In B2B Marketing: Tomorrow’s Best Practices Today, we feature expert interviews about the state of B2B Marketing and what the future holds. In this post, I interview Anu Ramani, Founder and Managing Director, Isoline Communications.

Tell us about yourself?

I have been the eternal outsider for much of my working life.

Working as I did in Chennai, Singapore, Hong Kong, London and Lagos, I have worked with teams from more than 30 countries and speaking dozens of different languages. After more than a decade working in Asia, being the only English speaker in a meeting, or being the only woman in a meeting with a tech client, is normal for me.

I’ve been lucky to work with great colleagues, clients and bosses everywhere, who valued my perspective and what that brought to the table. Finding out how things work really gives me a buzz, and I love the challenge of taking complex concepts and technologies and figuring out how to get people to understand them.

Tell us about your background in B2B marketing?

I am even more specialised than a B2B marketer, believe it or not, I’m a tech B2B marketer!

After a degree in computer science convinced me that a life in coding was not right for me, I went on to do an MBA with a specialism in marketing.

I started off selling watches in rural India to dealers and distributors, dipping my toes into the B2B world right then, where conversations were driven not by the elegance or accuracy of a watch but rather the margin and popularity of a particular model.

I then moved to advertising and worked on the world’s largest tech B2B brands in campaigns that covered dozens of markets in Asia-Pacific.

Note: Follow Anu on Twitter (@anu_ramani).

I entered PR, where I stayed for over a decade, moving from Hong Kong to the UK to Lagos (in Nigeria) in the process. Gradually, I became convinced that as far as tech B2B marketing was concerned, sales enablement and differentiation would be best delivered through content marketing.

I took the plunge, started my own business, and here I stand!

What’s a best practice that B2B marketers should move on from?

Viewing B2B marketing, especially tech B2B marketing, as something totally unique or distinct from B2C marketing.

In recent months, we are seeing these conventional, single-format campaigns gradually being replaced with multi-format campaigns incorporating B2C elements. Stuff like shorter form factors, graphics and multimedia, that allow auditory, visual, kinesthetic and other types of content that’s tailored to users’ needs, and appeals not just to the rational but also the emotional.

Note: Read a related post on the Isoline Communications blog, “B2B and B2C: A True Tech Content Marketing Love Story?

Tell us a best practice of tomorrow that B2B marketers should be doing today?


B2B marketers and especially those within the tech vertical, need to take each target customer on an individual content path that is tailored to their stage in the purchase process, and their own velocity of progress through this process.

The technology exists to do this effectively, all it takes is a little bit of planning and handholding through the early stages of the process.

How has GDPR affected your clients?

“GDPR hasn’t really affected responsible marketers adversely.”

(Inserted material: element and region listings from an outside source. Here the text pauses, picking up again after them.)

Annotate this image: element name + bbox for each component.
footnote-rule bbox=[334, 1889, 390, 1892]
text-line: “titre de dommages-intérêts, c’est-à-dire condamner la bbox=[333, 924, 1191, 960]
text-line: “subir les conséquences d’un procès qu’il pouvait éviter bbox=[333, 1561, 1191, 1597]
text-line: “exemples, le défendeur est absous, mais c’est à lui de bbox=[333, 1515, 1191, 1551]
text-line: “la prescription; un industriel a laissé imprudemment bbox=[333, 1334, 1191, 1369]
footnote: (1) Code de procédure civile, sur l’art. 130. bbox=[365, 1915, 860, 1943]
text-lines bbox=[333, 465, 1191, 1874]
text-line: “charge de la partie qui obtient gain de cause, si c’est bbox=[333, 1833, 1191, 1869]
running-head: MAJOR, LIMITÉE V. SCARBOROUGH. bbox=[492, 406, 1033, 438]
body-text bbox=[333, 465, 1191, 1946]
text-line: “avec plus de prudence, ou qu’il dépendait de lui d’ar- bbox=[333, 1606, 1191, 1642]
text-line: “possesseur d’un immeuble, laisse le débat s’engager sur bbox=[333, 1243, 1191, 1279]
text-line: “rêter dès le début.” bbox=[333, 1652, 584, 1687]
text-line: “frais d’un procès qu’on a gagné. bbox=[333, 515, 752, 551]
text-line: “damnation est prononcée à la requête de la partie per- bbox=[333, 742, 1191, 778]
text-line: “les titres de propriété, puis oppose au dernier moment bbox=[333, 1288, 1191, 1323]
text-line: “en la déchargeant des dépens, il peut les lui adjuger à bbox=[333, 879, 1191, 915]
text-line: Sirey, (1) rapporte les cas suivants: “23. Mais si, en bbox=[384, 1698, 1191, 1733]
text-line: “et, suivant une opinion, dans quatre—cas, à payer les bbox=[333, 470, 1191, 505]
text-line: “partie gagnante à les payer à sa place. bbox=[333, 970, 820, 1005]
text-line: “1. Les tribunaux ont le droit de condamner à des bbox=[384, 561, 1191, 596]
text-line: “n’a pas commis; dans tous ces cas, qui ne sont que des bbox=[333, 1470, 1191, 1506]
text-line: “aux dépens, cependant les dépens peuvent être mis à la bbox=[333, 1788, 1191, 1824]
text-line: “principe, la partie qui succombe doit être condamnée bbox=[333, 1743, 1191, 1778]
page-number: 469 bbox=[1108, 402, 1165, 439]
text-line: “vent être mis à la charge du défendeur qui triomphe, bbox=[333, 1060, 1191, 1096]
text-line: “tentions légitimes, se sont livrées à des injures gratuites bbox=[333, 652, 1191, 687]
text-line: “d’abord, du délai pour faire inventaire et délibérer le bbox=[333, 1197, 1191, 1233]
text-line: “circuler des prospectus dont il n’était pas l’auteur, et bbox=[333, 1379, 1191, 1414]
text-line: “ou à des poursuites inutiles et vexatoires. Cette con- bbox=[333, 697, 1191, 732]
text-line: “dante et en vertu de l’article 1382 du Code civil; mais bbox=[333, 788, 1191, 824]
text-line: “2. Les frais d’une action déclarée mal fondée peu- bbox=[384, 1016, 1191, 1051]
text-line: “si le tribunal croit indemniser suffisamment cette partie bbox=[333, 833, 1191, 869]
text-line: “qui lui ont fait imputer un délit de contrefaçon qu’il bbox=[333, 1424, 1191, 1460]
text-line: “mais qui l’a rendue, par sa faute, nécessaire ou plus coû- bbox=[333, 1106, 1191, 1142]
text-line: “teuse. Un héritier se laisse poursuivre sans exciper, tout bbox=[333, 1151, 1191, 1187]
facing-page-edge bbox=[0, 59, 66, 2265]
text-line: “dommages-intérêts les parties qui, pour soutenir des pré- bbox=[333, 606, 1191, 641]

This might be a controversial stance to take but, in my opinion, GDPR hasn’t really affected responsible marketers adversely. In fact, it has made their jobs easier by weeding out those who were engaging in lazy marketing practices.

Companies are having to work harder than ever to ensure that their audiences have a legitimate interest in the content, and to make it easy for target audiences to opt out of communications and databases that they believe aren’t right for them.

You work with clients in the telecom industry. Tell us about that?

The bewildering pace of technological change is the biggest challenge facing telecoms B2B marketers and their target audiences.

From IoT to cloud communications to blockchain to the fast-paced world of fraud, the fields are changing faster than audiences can adapt to them. Hence, Marketing is having to evolve to educate and differentiate in an accessible, non-geeky way.

To do this, clients are having to make the leap into an outside-in approach to storytelling. While this might sound simple, it often involves a huge upheaval in organisational behavior.

How are PR and content marketing similar? How are they different?

Both PR and content marketing aim to inform and educate target audiences about the differentiators associated with a particular solution or technology, but content marketing is more effective in a sales enablement scenario.

What’s the future of B2B marketing?

“We’re going to see a greater role being played by social media, with social ambassadors and advocates becoming more active across categories.”

B2B marketing will become more and more sophisticated, incorporating various new types of targeting and personalization technologies to deliver incredibly sophisticated, relevant campaigns on an almost 1:1 basis.

Measurement and results evaluation will improve in sophistication, and more savvy marketers will invest in them to ensure continuous fine tuning and improvement. And we’re going to see a greater role being played by social media, with social ambassadors and advocates becoming more active across categories.